I'm not from around here. None of us are.
I grew up near Chicago. Where we are as a child affects how we think and how we view the world. That's not where we're from, though.
I have a carved wooden elephant I bought from a street vendor in Dakar, Senegal. It's made of some black wood, the color of midnight, heavy and solid. It has tusks made of a different material, possibly ivory. I think sometimes about where that statue came from.
Did it come from a tree, or from the hands of the unknown artist? The tree came from a seed, nurtured by the earth and the rain. The soil from which the tree grew, the material that became the tree, was the decayed remnants of billions of years of plants and animals who lived in Africa and whose bodies became the dirt and rocks. The same is true of the artist, whose body was made of the food he or she ate, meat and meal that came from the Earth.

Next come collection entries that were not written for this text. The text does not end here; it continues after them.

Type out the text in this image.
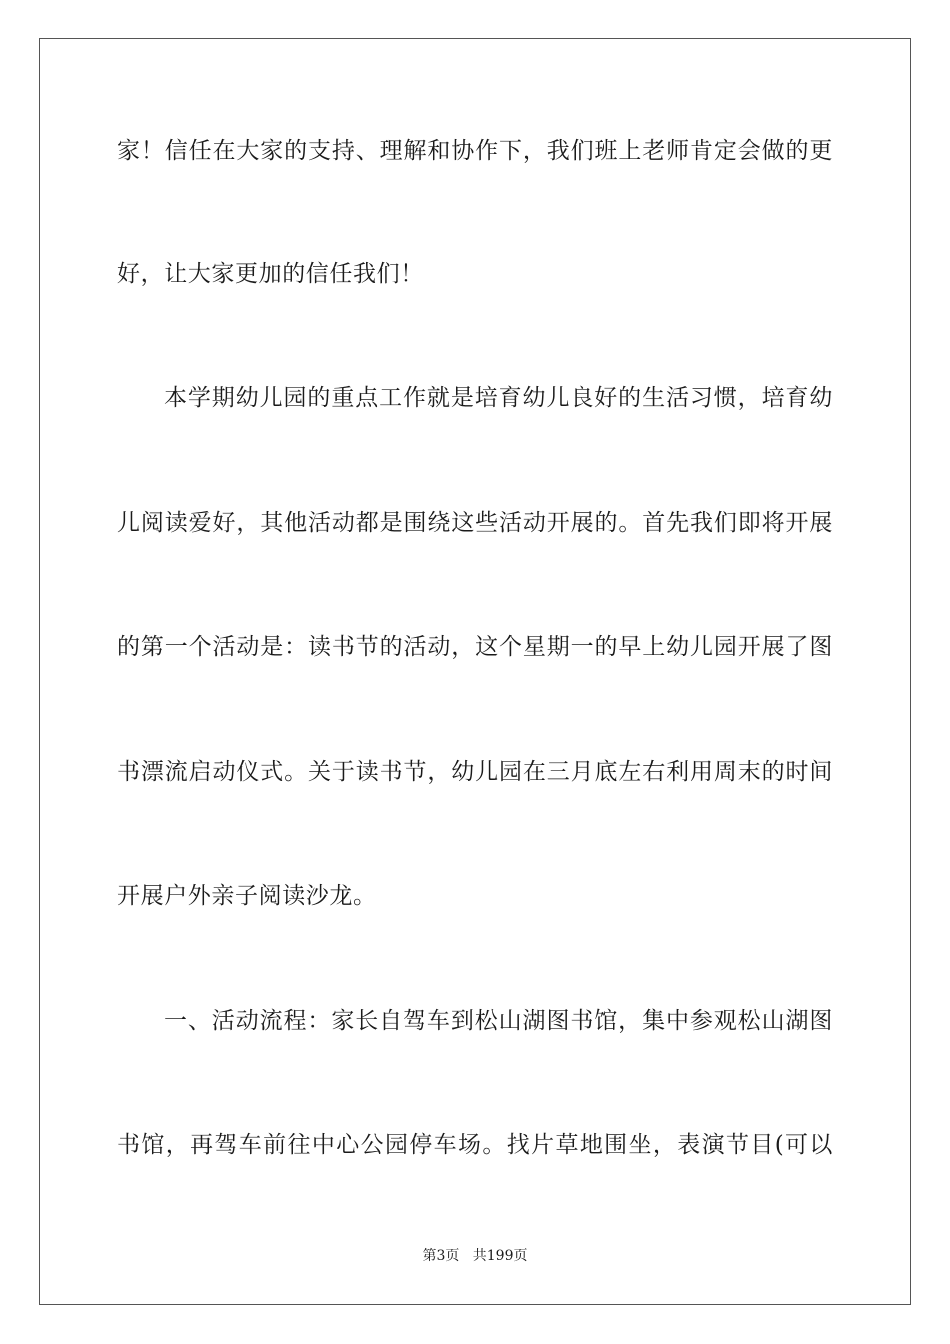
家！信任在大家的支持、理解和协作下，我们班上老师肯定会做的更
好，让大家更加的信任我们！
本学期幼儿园的重点工作就是培育幼儿良好的生活习惯，培育幼
儿阅读爱好，其他活动都是围绕这些活动开展的。首先我们即将开展
的第一个活动是：读书节的活动，这个星期一的早上幼儿园开展了图
书漂流启动仪式。关于读书节，幼儿园在三月底左右利用周末的时间
开展户外亲子阅读沙龙。
一、活动流程：家长自驾车到松山湖图书馆，集中参观松山湖图
书馆，再驾车前往中心公园停车场。找片草地围坐，表演节目(可以
第3页 共199页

Not limited to Africa, though. Storms and tides carry flotsam around the world. Dust from a volcano in the Philippines can be found in Europe, and will certainly become parts of the living creatures there. We are all made up of pieces of everything that lived. The same atoms that once were part of Cleopatra or Moses are now in your body and mine. We breathe the same oxygen.

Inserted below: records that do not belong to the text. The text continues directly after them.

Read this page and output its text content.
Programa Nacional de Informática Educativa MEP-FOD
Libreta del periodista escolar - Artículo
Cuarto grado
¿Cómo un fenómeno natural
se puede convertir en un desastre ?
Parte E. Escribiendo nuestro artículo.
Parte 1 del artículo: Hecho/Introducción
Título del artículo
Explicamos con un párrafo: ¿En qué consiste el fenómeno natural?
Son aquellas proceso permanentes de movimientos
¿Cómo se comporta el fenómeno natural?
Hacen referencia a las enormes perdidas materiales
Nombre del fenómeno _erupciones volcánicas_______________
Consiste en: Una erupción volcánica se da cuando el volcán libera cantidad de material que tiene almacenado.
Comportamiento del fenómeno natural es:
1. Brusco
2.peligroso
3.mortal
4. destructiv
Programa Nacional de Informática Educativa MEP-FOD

From where did those things come? Physicists tell me the only original natural element is hydrogen. Anything more than that -- oxygen, nitrogen, carbon, gold, copper, all of it -- was manufactured in the kiln of stars, enormous nuclear furnaces that smash simple atoms together to make more complex ones. When a star dies in the explosion of a supernova, its material is spread through space, like a cosmic Johnny Appleseed fertilizing the galaxy. Those freed atoms then coalesce into planets, and, eventually, living things like you and me and trees and elephants.
We are all made of dust from the dying remnants of stars. Carl Sagan and Joni Mitchel were both right. We are star-stuff.
I don't recall being part of a star. I don't even know in which galaxy that star lived. I suspect my elephant statue doesn't recall being a tree in Africa, but it was. I wonder about it sometimes.
All I know for sure is that I'm not from around here. None of us are.